The equation will specify the average magnitude of the expected change in Y given a change in X.

The regression equation is often represented on a scatterplot by a regression line.

Regression Line

A regression line is a line drawn through the points on a scatterplot to summarise the relationship between the variables being studied. When it slopes down (from top left to bottom right), this indicates a negative or inverse relationship between the variables; when it slopes up (from bottom right to top left), a positive or direct relationship is indicated.

The regression line often represents the regression equation on a scatterplot.

Simple Linear Regression

Simple linear regression aims to find a linear relationship between a response variable and a possible predictor variable by the method of least squares.

Multiple Regression

Multiple linear regression aims is to find a linear relationship between a response variable and several possible predictor variables.

Nonlinear Regression

Nonlinear regression aims to describe the relationship between a response variable and one or more explanatory variables in a non-linear fashion.

Residual

Residual (or error) represents unexplained (or residual) variation after fitting a regression model. It is the difference (or left over) between the observed value of the variable and the value suggested by the regression model.

Multiple Regression Correlation Coefficient

The multiple regression correlation coefficient, R², is a measure of the proportion of variability explained by, or due to the regression (linear relationship) in a sample of paired data. It is a number between zero and one and a value close to zero suggests a poor model.

A very high value of R² can arise even though the relationship between the two variables is non-linear. The fit of a model should never simply be judged from the R² value.

Stepwise Regression

A 'best' regression model is sometimes developed in stages. A list of several potential explanatory variables are available and this list is repeatedly searched for variables which should be included in the model. The best explanatory variable is used first, then the second best, and so on. This procedure is known as stepwise regression.

Dummy Variable (in regression)

In regression analysis we sometimes need to modify the form of non-numeric variables, for example sex, or marital status, to allow their effects to be included in the regression model. This can be done through the creation of dummy variables whose role it is to identify each level of the original variables separately.

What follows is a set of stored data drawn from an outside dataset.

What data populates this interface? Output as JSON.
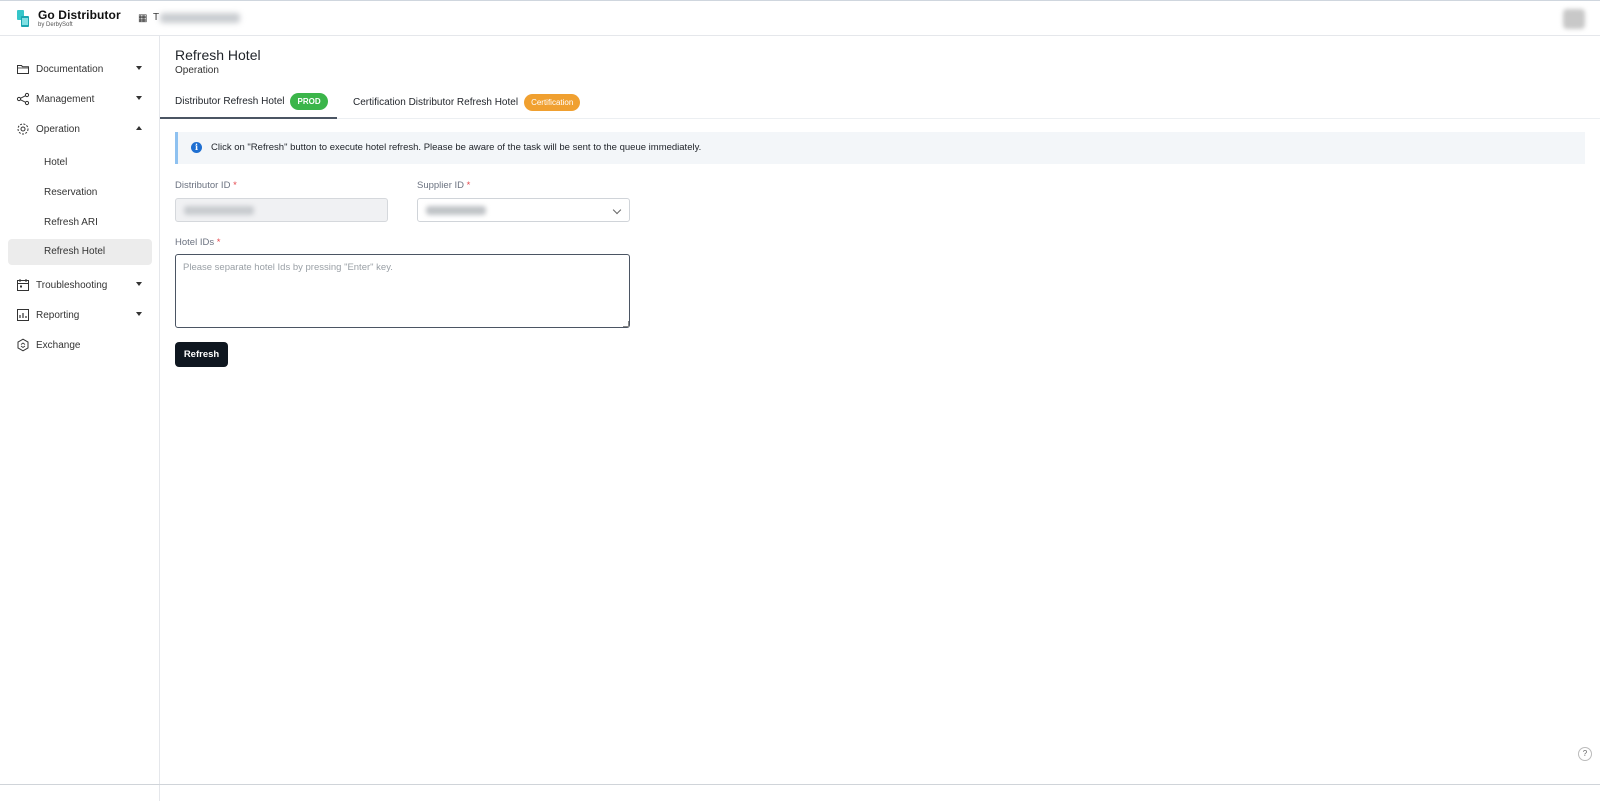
{
  "header": {
    "brand_title": "Go Distributor",
    "brand_subtitle": "by DerbySoft",
    "account_initial": "T"
  },
  "sidebar": {
    "items": [
      {
        "label": "Documentation",
        "icon": "folder-icon",
        "expanded": false
      },
      {
        "label": "Management",
        "icon": "share-icon",
        "expanded": false
      },
      {
        "label": "Operation",
        "icon": "gear-icon",
        "expanded": true
      },
      {
        "label": "Troubleshooting",
        "icon": "calendar-icon",
        "expanded": false
      },
      {
        "label": "Reporting",
        "icon": "report-icon",
        "expanded": false
      },
      {
        "label": "Exchange",
        "icon": "hexagon-icon"
      }
    ],
    "operation_children": [
      {
        "label": "Hotel",
        "active": false
      },
      {
        "label": "Reservation",
        "active": false
      },
      {
        "label": "Refresh ARI",
        "active": false
      },
      {
        "label": "Refresh Hotel",
        "active": true
      }
    ]
  },
  "page": {
    "title": "Refresh Hotel",
    "subtitle": "Operation"
  },
  "tabs": [
    {
      "label": "Distributor Refresh Hotel",
      "badge": "PROD",
      "active": true
    },
    {
      "label": "Certification Distributor Refresh Hotel",
      "badge": "Certification",
      "active": false
    }
  ],
  "alert": {
    "text": "Click on \"Refresh\" button to execute hotel refresh. Please be aware of the task will be sent to the queue immediately."
  },
  "form": {
    "distributor_id_label": "Distributor ID",
    "supplier_id_label": "Supplier ID",
    "hotel_ids_label": "Hotel IDs",
    "required_mark": "*",
    "hotel_ids_placeholder": "Please separate hotel Ids by pressing \"Enter\" key.",
    "refresh_button": "Refresh"
  },
  "colors": {
    "prod_badge": "#3bb54a",
    "cert_badge": "#f0a030",
    "primary_button": "#0f1720",
    "info_icon": "#1f6fd1"
  }
}
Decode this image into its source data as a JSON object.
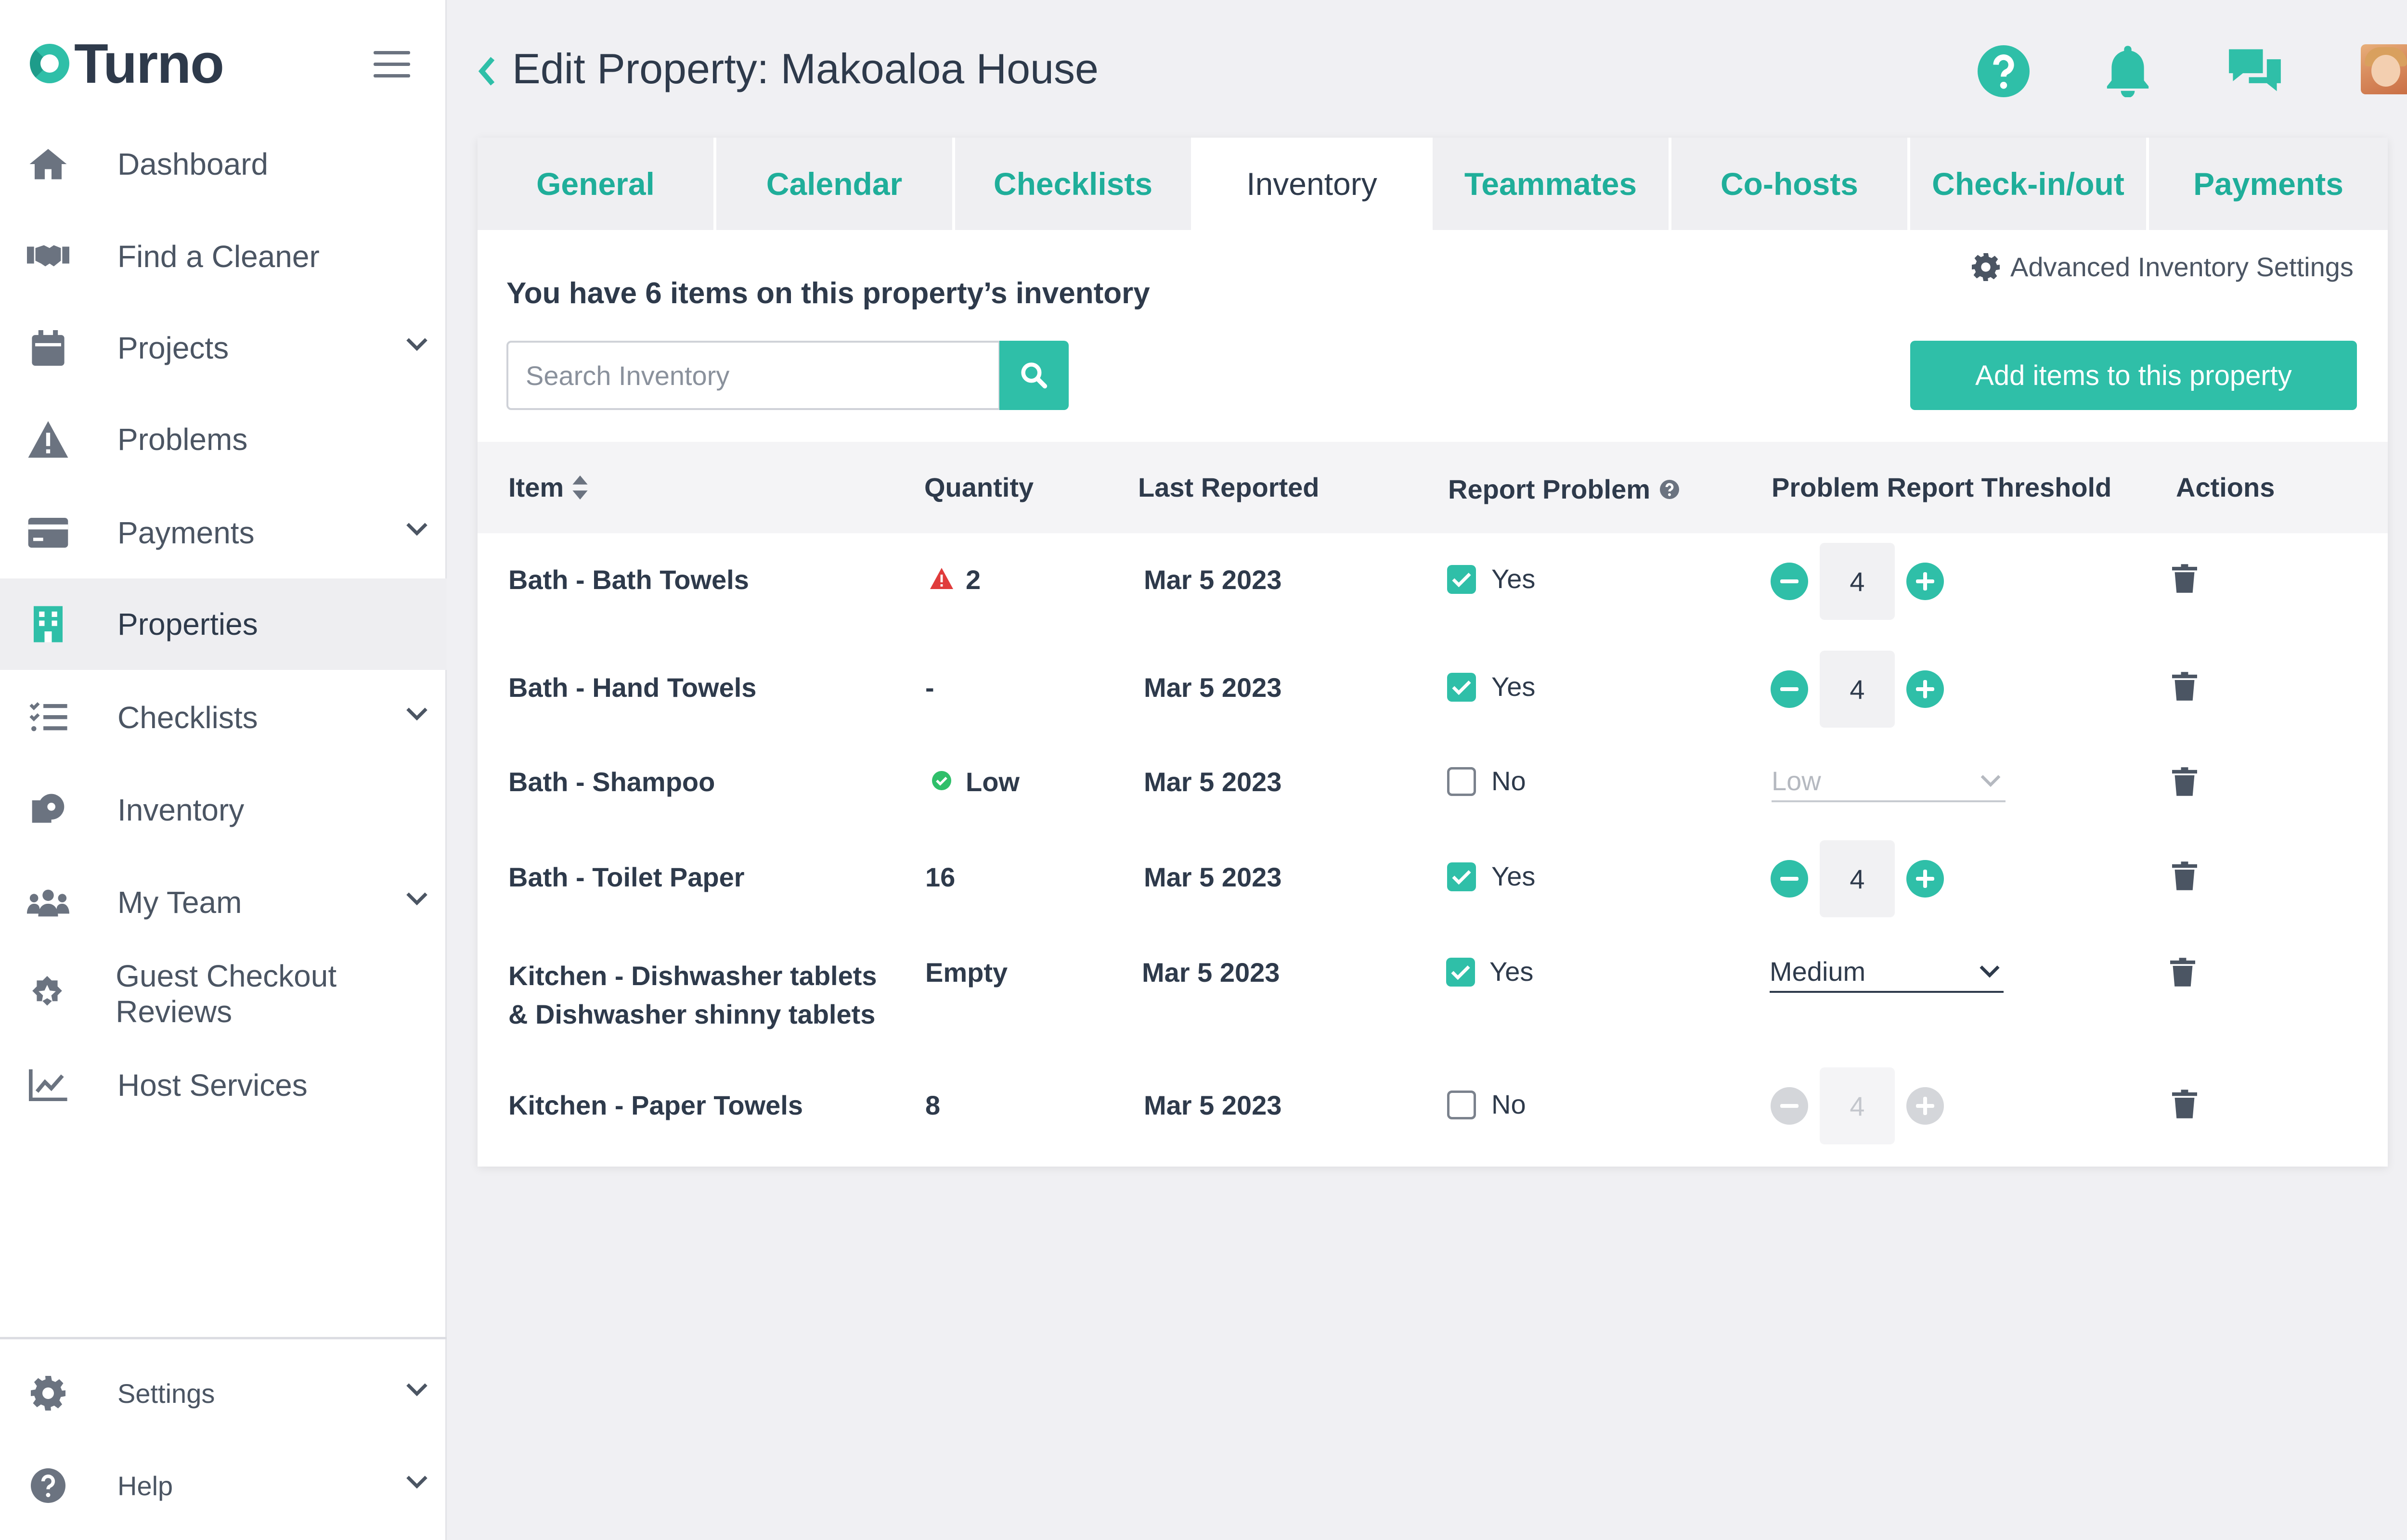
{
  "app": {
    "brand": "Turno"
  },
  "colors": {
    "accent": "#2fbfa8",
    "text": "#2e3a4b",
    "warning": "#e03b3b",
    "ok": "#2fbf6a"
  },
  "sidebar": {
    "items": [
      {
        "label": "Dashboard",
        "icon": "home-icon",
        "expandable": false
      },
      {
        "label": "Find a Cleaner",
        "icon": "handshake-icon",
        "expandable": false
      },
      {
        "label": "Projects",
        "icon": "calendar-icon",
        "expandable": true
      },
      {
        "label": "Problems",
        "icon": "warning-icon",
        "expandable": false
      },
      {
        "label": "Payments",
        "icon": "credit-card-icon",
        "expandable": true
      },
      {
        "label": "Properties",
        "icon": "building-icon",
        "expandable": false,
        "active": true
      },
      {
        "label": "Checklists",
        "icon": "checklist-icon",
        "expandable": true
      },
      {
        "label": "Inventory",
        "icon": "toilet-paper-icon",
        "expandable": false
      },
      {
        "label": "My Team",
        "icon": "team-icon",
        "expandable": true
      },
      {
        "label": "Guest Checkout Reviews",
        "icon": "star-badge-icon",
        "expandable": false
      },
      {
        "label": "Host Services",
        "icon": "chart-line-icon",
        "expandable": false
      }
    ],
    "bottom": [
      {
        "label": "Settings",
        "icon": "gear-icon",
        "expandable": true
      },
      {
        "label": "Help",
        "icon": "question-icon",
        "expandable": true
      }
    ]
  },
  "header": {
    "title": "Edit Property: Makoaloa House",
    "icons": [
      "help-icon",
      "bell-icon",
      "chat-icon",
      "avatar"
    ]
  },
  "tabs": [
    {
      "label": "General"
    },
    {
      "label": "Calendar"
    },
    {
      "label": "Checklists"
    },
    {
      "label": "Inventory",
      "active": true
    },
    {
      "label": "Teammates"
    },
    {
      "label": "Co-hosts"
    },
    {
      "label": "Check-in/out"
    },
    {
      "label": "Payments"
    }
  ],
  "inventory": {
    "advanced_settings": "Advanced Inventory Settings",
    "summary": "You have 6 items on this property’s inventory",
    "search_placeholder": "Search Inventory",
    "add_button": "Add items to this property",
    "columns": {
      "item": "Item",
      "quantity": "Quantity",
      "last_reported": "Last Reported",
      "report_problem": "Report Problem",
      "threshold": "Problem Report Threshold",
      "actions": "Actions"
    },
    "rows": [
      {
        "item": "Bath - Bath Towels",
        "quantity": "2",
        "quantity_icon": "warning-icon",
        "last_reported": "Mar 5 2023",
        "report": "Yes",
        "checked": true,
        "threshold_type": "stepper",
        "threshold": "4",
        "enabled": true
      },
      {
        "item": "Bath - Hand Towels",
        "quantity": "-",
        "last_reported": "Mar 5 2023",
        "report": "Yes",
        "checked": true,
        "threshold_type": "stepper",
        "threshold": "4",
        "enabled": true
      },
      {
        "item": "Bath - Shampoo",
        "quantity": "Low",
        "quantity_icon": "check-circle-icon",
        "last_reported": "Mar 5 2023",
        "report": "No",
        "checked": false,
        "threshold_type": "select",
        "threshold": "Low",
        "enabled": false
      },
      {
        "item": "Bath - Toilet Paper",
        "quantity": "16",
        "last_reported": "Mar 5 2023",
        "report": "Yes",
        "checked": true,
        "threshold_type": "stepper",
        "threshold": "4",
        "enabled": true
      },
      {
        "item_line1": "Kitchen - Dishwasher tablets",
        "item_line2": "& Dishwasher shinny tablets",
        "quantity": "Empty",
        "last_reported": "Mar 5 2023",
        "report": "Yes",
        "checked": true,
        "threshold_type": "select",
        "threshold": "Medium",
        "enabled": true
      },
      {
        "item": "Kitchen - Paper Towels",
        "quantity": "8",
        "last_reported": "Mar 5 2023",
        "report": "No",
        "checked": false,
        "threshold_type": "stepper",
        "threshold": "4",
        "enabled": false
      }
    ]
  }
}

Transformation to Linearity

Transformations allow us to change all the values of a variable by using some mathematical operation, for example, we can change a number, group of numbers, or an equation by multiplying or dividing by a constant or taking the square root. A transformation to linearity is a transformation of a response variable, or independent variable, or both, which produces an approximate linear relationship between the variables.